LE 18.07.2017
Rappel d’été sur les congés payés
quelles sont les règles qui les encadrent ?

Les premiers français à prendre des congés payés furent les fonctionnaires qui bénéficièrent d’un décret du 9 novembre 1853 de l’empereur Napoléon III. Avant la loi du 20 juin 1936, qui a institué deux semaines de congés payés pour tous les salariés, peu d’employés et d’ouvriers bénéficiaient de vacances rémunérées.

Depuis, tout salarié a droit à 30 jours de congés payés qu’il acquiert à hauteur de 2,5 jours ouvrables par mois de travail effectif. Pour déterminer la durée du congé les périodes de congés payés elles-mêmes, les congés maternité, paternité, les repos en tant que contrepartie obligatoire, les périodes de suspension du contrat pour accident du travail ou maladie professionnelle (dans la limite d’un an ininterrompu) sont considérées comme des périodes de travail effectif.

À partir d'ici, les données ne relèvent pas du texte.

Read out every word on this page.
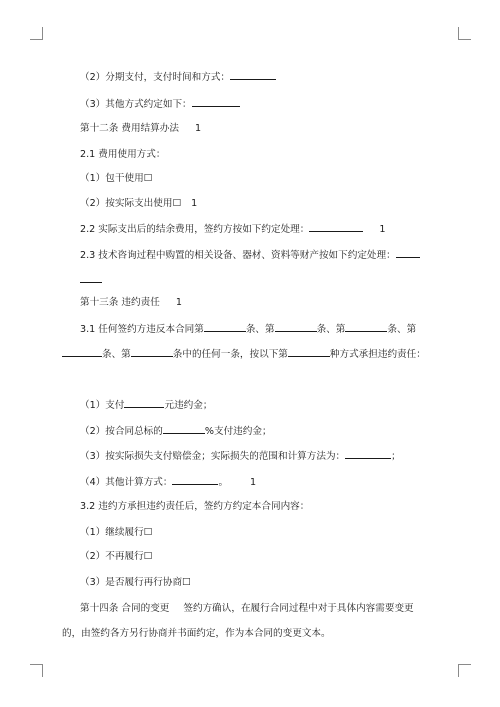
（2）分期支付，支付时间和方式：
（3）其他方式约定如下：
第十二条 费用结算办法 1
2.1 费用使用方式：
（1）包干使用☐
（2）按实际支出使用☐ 1
2.2 实际支出后的结余费用，签约方按如下约定处理：	1
2.3 技术咨询过程中购置的相关设备、器材、资料等财产按如下约定处理：
第十三条 违约责任 1
3.1 任何签约方违反本合同第	条、第	条、第	条、第
条、第	条中的任何一条，按以下第	种方式承担违约责任：
（1）支付	元违约金；
（2）按合同总标的	%支付违约金；
（3）按实际损失支付赔偿金；实际损失的范围和计算方法为：	；
（4）其他计算方式：	。 1
3.2 违约方承担违约责任后，签约方约定本合同内容：
（1）继续履行☐
（2）不再履行☐
（3）是否履行再行协商☐
第十四条 合同的变更 签约方确认，在履行合同过程中对于具体内容需要变更
的，由签约各方另行协商并书面约定，作为本合同的变更文本。
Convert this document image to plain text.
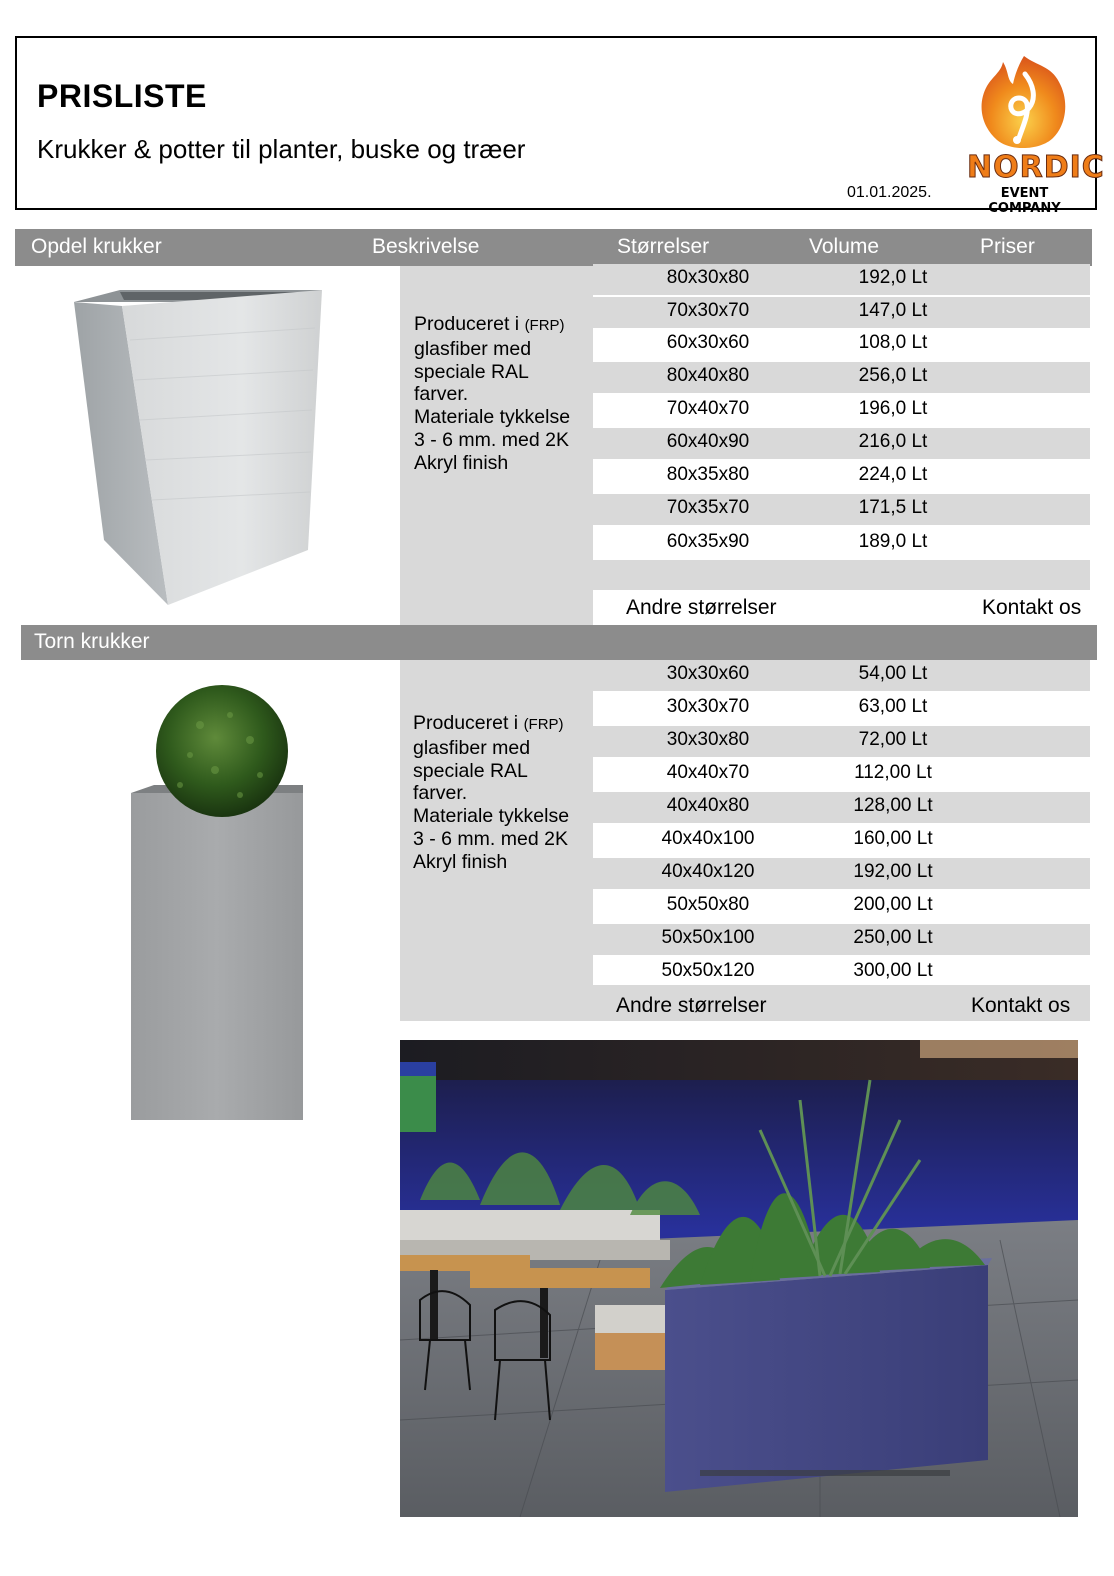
PRISLISTE
Krukker & potter til planter, buske og træer
01.01.2025.
NORDIC
EVENT COMPANY
Opdel krukker	Beskrivelse	Størrelser	Volume	Priser
Produceret i (FRP)
glasfiber med
speciale RAL
farver.
Materiale tykkelse
3 - 6 mm. med 2K
Akryl finish
80x30x80	192,0 Lt
70x30x70	147,0 Lt
60x30x60	108,0 Lt
80x40x80	256,0 Lt
70x40x70	196,0 Lt
60x40x90	216,0 Lt
80x35x80	224,0 Lt
70x35x70	171,5 Lt
60x35x90	189,0 Lt
Andre størrelser	Kontakt os
Torn krukker
Produceret i (FRP)
glasfiber med
speciale RAL
farver.
Materiale tykkelse
3 - 6 mm. med 2K
Akryl finish
30x30x60	54,00 Lt
30x30x70	63,00 Lt
30x30x80	72,00 Lt
40x40x70	112,00 Lt
40x40x80	128,00 Lt
40x40x100	160,00 Lt
40x40x120	192,00 Lt
50x50x80	200,00 Lt
50x50x100	250,00 Lt
50x50x120	300,00 Lt
Andre størrelser	Kontakt os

La loi du 8 août 2016 a modifié les dispositions législatives relatives aux congés payés. Certaines relèvent de l’ordre public et d’autres du champ de la négociation collective. Pour celles-ci, il faudra se référer à l’accord d’entreprise, ou de branche en vigueur. A défaut, des dispositions supplétives encadrent les congés payés.

Auparavant, les congés payés n’étaient pas pris la première année de travail du salarié, désormais ils peuvent être pris dès l’embauche. Cette disposition s’applique toutefois sous réserve des règles de détermination de la période de prise des congés et de l’ordre des départs, et des règles de fractionnement du congé. Les congés sont alors pris par anticipation.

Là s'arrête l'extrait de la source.